【前回の記事を読む】母親の不倫に絶望するも…「私さえ黙っていれば皆幸せだから」

第三章

新人である私たちはカウンター越し、それも結構な距離があるので初めてでも安心して接客ができた。本名で働く子もいれば、源氏名をつける子もいた。私はスケバン刑事の主人公から名前を取って「サキ」にした。御通しを作って準備し、お酒の作り方を学んで準備は整った。

「いらっしゃいませ〜」

ママが扉の開く音に合わせて声を出す。続いて私たちも。入り口からカウンターまでは擦りガラスで仕切られていて、通路を通ってくるまで誰が入ってきたか分からなかった。

「あら、田所ちゃんいらっしゃい」

男性がこちらに顔を覗かせた。

「りっちゃん、今日は新人さんが入るっていうもんだから早めに来たよ」

ママは律子という。ここではりっちゃんとの愛称で呼ばれていた。田所さんは地元では有名な地主だ。大きな屋敷がお店と私の家の間にあり、表札は田所だったのを思い出した。

「サキちゃん付いて」

指示された私は田所さんの前に立った。田所さんはどこか反町隆史を思い出させる容貌だった。あまり話さずにじっと私を品定めするかのように見ている。

「何か飲みなよ」

「ありがとうございます」

私はノンアルコールのジュースをお酒のように作り、田所さんはお茶割りしたチャミスルを口に含んだ。

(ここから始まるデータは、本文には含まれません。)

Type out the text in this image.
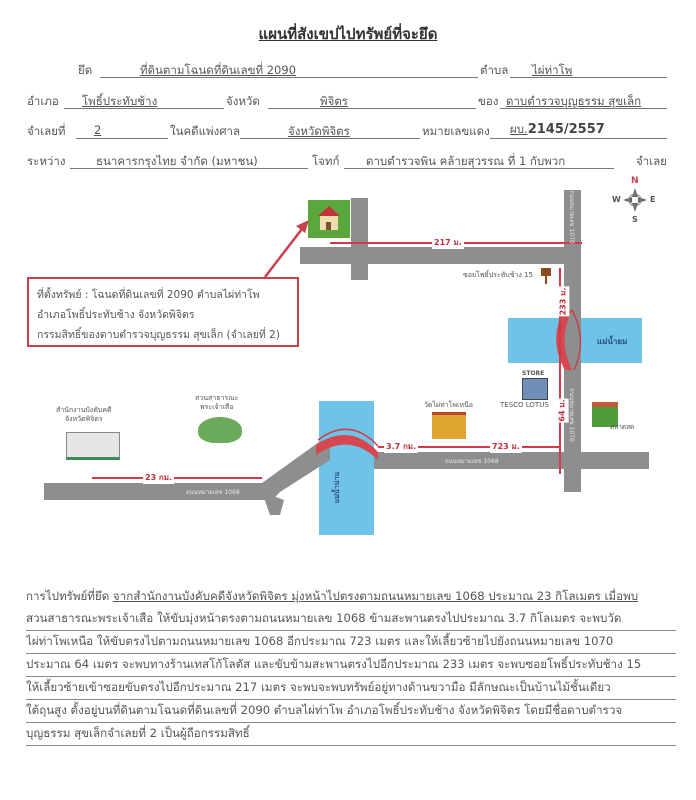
แผนที่สังเขปไปทรัพย์ที่จะยึด
ยึด	ที่ดินตามโฉนดที่ดินเลขที่ 2090	ตำบล	ไผ่ท่าโพ
อำเภอ	โพธิ์ประทับช้าง	จังหวัด	พิจิตร	ของ ดาบตำรวจบุญธรรม สุขเล็ก
จำเลยที่	2	ในคดีแพ่งศาล	จังหวัดพิจิตร	หมายเลขแดง	ผบ.2145/2557
ระหว่าง	ธนาคารกรุงไทย จำกัด (มหาชน)	โจทก์	ดาบตำรวจพิน คล้ายสุวรรณ ที่ 1 กับพวก	จำเลย
N
S
E
W
217 ม.
233 ม.
64 ม.
3.7 กม.	723 ม.
23 กม.
ซอยโพธิ์ประทับช้าง 15
แม่น้ำยม
แม่น้ำน่าน
ถนนหมายเลข 1068
ถนนหมายเลข 1068
ถนนหมายเลข 1070
ถนนหมายเลข 1070
STORE
TESCO LOTUS
วัดไผ่ท่าโพเหนือ
ตลาดสด
สำนักงานบังคับคดี
จังหวัดพิจิตร
สวนสาธารณะ
พระเจ้าเสือ
ที่ตั้งทรัพย์ : โฉนดที่ดินเลขที่ 2090 ตำบลไผ่ท่าโพ
อำเภอโพธิ์ประทับช้าง จังหวัดพิจิตร
กรรมสิทธิ์ของดาบตำรวจบุญธรรม สุขเล็ก (จำเลยที่ 2)
การไปทรัพย์ที่ยึด จากสำนักงานบังคับคดีจังหวัดพิจิตร มุ่งหน้าไปตรงตามถนนหมายเลข 1068 ประมาณ 23 กิโลเมตร เมื่อพบ
สวนสาธารณะพระเจ้าเสือ ให้ขับมุ่งหน้าตรงตามถนนหมายเลข 1068 ข้ามสะพานตรงไปประมาณ 3.7 กิโลเมตร จะพบวัด
ไผ่ท่าโพเหนือ ให้ขับตรงไปตามถนนหมายเลข 1068 อีกประมาณ 723 เมตร และให้เลี้ยวซ้ายไปยังถนนหมายเลข 1070
ประมาณ 64 เมตร จะพบทางร้านเทสโก้โลตัส และขับข้ามสะพานตรงไปอีกประมาณ 233 เมตร จะพบซอยโพธิ์ประทับช้าง 15
ให้เลี้ยวซ้ายเข้าซอยขับตรงไปอีกประมาณ 217 เมตร จะพบจะพบทรัพย์อยู่ทางด้านขวามือ มีลักษณะเป็นบ้านไม้ชั้นเดียว
ใต้ถุนสูง ตั้งอยู่บนที่ดินตามโฉนดที่ดินเลขที่ 2090 ตำบลไผ่ท่าโพ อำเภอโพธิ์ประทับช้าง จังหวัดพิจิตร โดยมีชื่อดาบตำรวจ
บุญธรรม สุขเล็กจำเลยที่ 2 เป็นผู้ถือกรรมสิทธิ์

「サキちゃんか。可愛いね。アナウンサーに似てるって言われない?」

「いえ、初めて言われました」

きっと揶揄われているだけだろう。アナウンサーなんて今まで言われたこともない。会話がみつからない。なんと話していいか考えれば考えるほど沼にはまっていく。

「緊張してる?」

「はい、初めてなので」

大した会話ができないので笑顔だけは頑張って維持し、何か話をしてくれれば面白そうに相槌を打つ。田所さんはお店のオーナーとも仲が良く、頻繁に飲みにきては店が閉まった後に別のバーに飲みに行っているようだった。ベテラン女性のサクラさんが遅番で入ってきたので、私と一緒に付いてくれた。

サクラさんのおかげで田所さんを楽しませることができた。田所さんが席を立った時、サクラさんから「田所ちゃん、サキちゃんのこと気に入ったみたいよ。ライン交換しときなさい」と言われたので、言われるがまま田所さんと交換した。これが田所さんと私の最初の出会いとなる。